As stories of terrorist atrocities on human life as well as cultural sites permeate the hearts and minds of many, I am reminded of how the arts have been used as a weapon during ideological warfare, and why funding the arts with public dollars in the U.S. is just as important as funding our military.
After World War II and during the Cold War, Americans became aware of how fascist and communist governments used the arts as propaganda for control. Governmental censorship of artists and media was viewed by our nation as undemocratic and unjust. Allowing the arts to explore and express the human condition, even if it meant challenging tradition and authority, represented the democratic principles that made our nation so great.
We believed in the power of the arts so much that we created a formal system of public- private partnership to facilitate cultural life by creating the National Endowment for the Arts (NEA) and the National Endowment for the Humanities (NEH) in the 1960’s. State arts and humanities councils were also formed to provide decentralized support for artists and arts organizations using matching funds from the NEA as well as private donors.
This public-private funding strategy is rooted in the democratic ideology of our founding fathers. John Adams wrote in the Massachusetts Constitution in 1780 (which became a model for the U.S. Constitution) that funding for the arts, literature, and the sciences was a shared responsibility between public and private institutions.
Put simply, government cannot and should not provide sole support for the arts, but it does have the responsibility to create a foundation that preserves and celebrates our collective histories as Americans and provides fertile ground for artistic enterprise to grow. Due to the culture wars of the early 1990’s (when public funding for the arts came into question due to claims by Congress of controversial art making) and my age, I have never lived in a United States that viewed public funding for the arts as an expression of freedom and democratic power.I have only lived in a United States that questions funding for the arts due to its potential to cause offense or represent values of “big government.” At times when fearful and/or violent viewpoints seem to prevail, it is important to see the arts as a key instrument of a free society, one where the arts are accessible for all to explore the human condition, not just the privileged or the powerful.
Public arts funding in Missouri is currently on unsteady ground.

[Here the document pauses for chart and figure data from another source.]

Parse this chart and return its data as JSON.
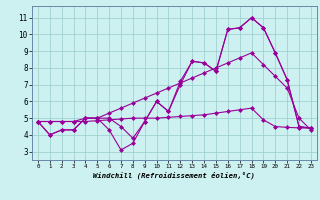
{
  "xlabel": "Windchill (Refroidissement éolien,°C)",
  "bg_color": "#cdf0f0",
  "line_color": "#990099",
  "grid_color": "#99cccc",
  "x_ticks": [
    0,
    1,
    2,
    3,
    4,
    5,
    6,
    7,
    8,
    9,
    10,
    11,
    12,
    13,
    14,
    15,
    16,
    17,
    18,
    19,
    20,
    21,
    22,
    23
  ],
  "y_ticks": [
    3,
    4,
    5,
    6,
    7,
    8,
    9,
    10,
    11
  ],
  "xlim": [
    -0.5,
    23.5
  ],
  "ylim": [
    2.5,
    11.7
  ],
  "series": [
    [
      4.8,
      4.0,
      4.3,
      4.3,
      5.0,
      5.0,
      5.0,
      4.5,
      3.8,
      4.8,
      6.0,
      5.4,
      7.0,
      8.4,
      8.3,
      7.8,
      10.3,
      10.4,
      11.0,
      10.4,
      8.9,
      7.3,
      4.5,
      4.4
    ],
    [
      4.8,
      4.0,
      4.3,
      4.3,
      5.0,
      5.0,
      4.3,
      3.1,
      3.5,
      4.8,
      6.0,
      5.4,
      7.2,
      8.4,
      8.3,
      7.8,
      10.3,
      10.4,
      11.0,
      10.4,
      8.9,
      7.3,
      4.5,
      4.4
    ],
    [
      4.8,
      4.8,
      4.8,
      4.8,
      4.8,
      4.85,
      4.9,
      4.95,
      5.0,
      5.0,
      5.0,
      5.05,
      5.1,
      5.15,
      5.2,
      5.3,
      5.4,
      5.5,
      5.6,
      4.9,
      4.5,
      4.45,
      4.42,
      4.4
    ],
    [
      4.8,
      4.8,
      4.8,
      4.8,
      5.0,
      5.0,
      5.3,
      5.6,
      5.9,
      6.2,
      6.5,
      6.8,
      7.1,
      7.4,
      7.7,
      8.0,
      8.3,
      8.6,
      8.9,
      8.2,
      7.5,
      6.8,
      5.0,
      4.3
    ]
  ]
}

With a now fully depleted Cultural Trust, state legislators must allocate annual monies from the Non-Resident Athletes and Entertainers Tax to the Missouri Arts Council to keep that constitutional promise of shared responsibility for the arts. Citizens will crowd the State Capitol Wednesday for Citizens’ Day for the Arts. I hope you will share your voice by contacting your legislators and tell them that funding the arts is important in maintaining our right to express ourselves freely and openly.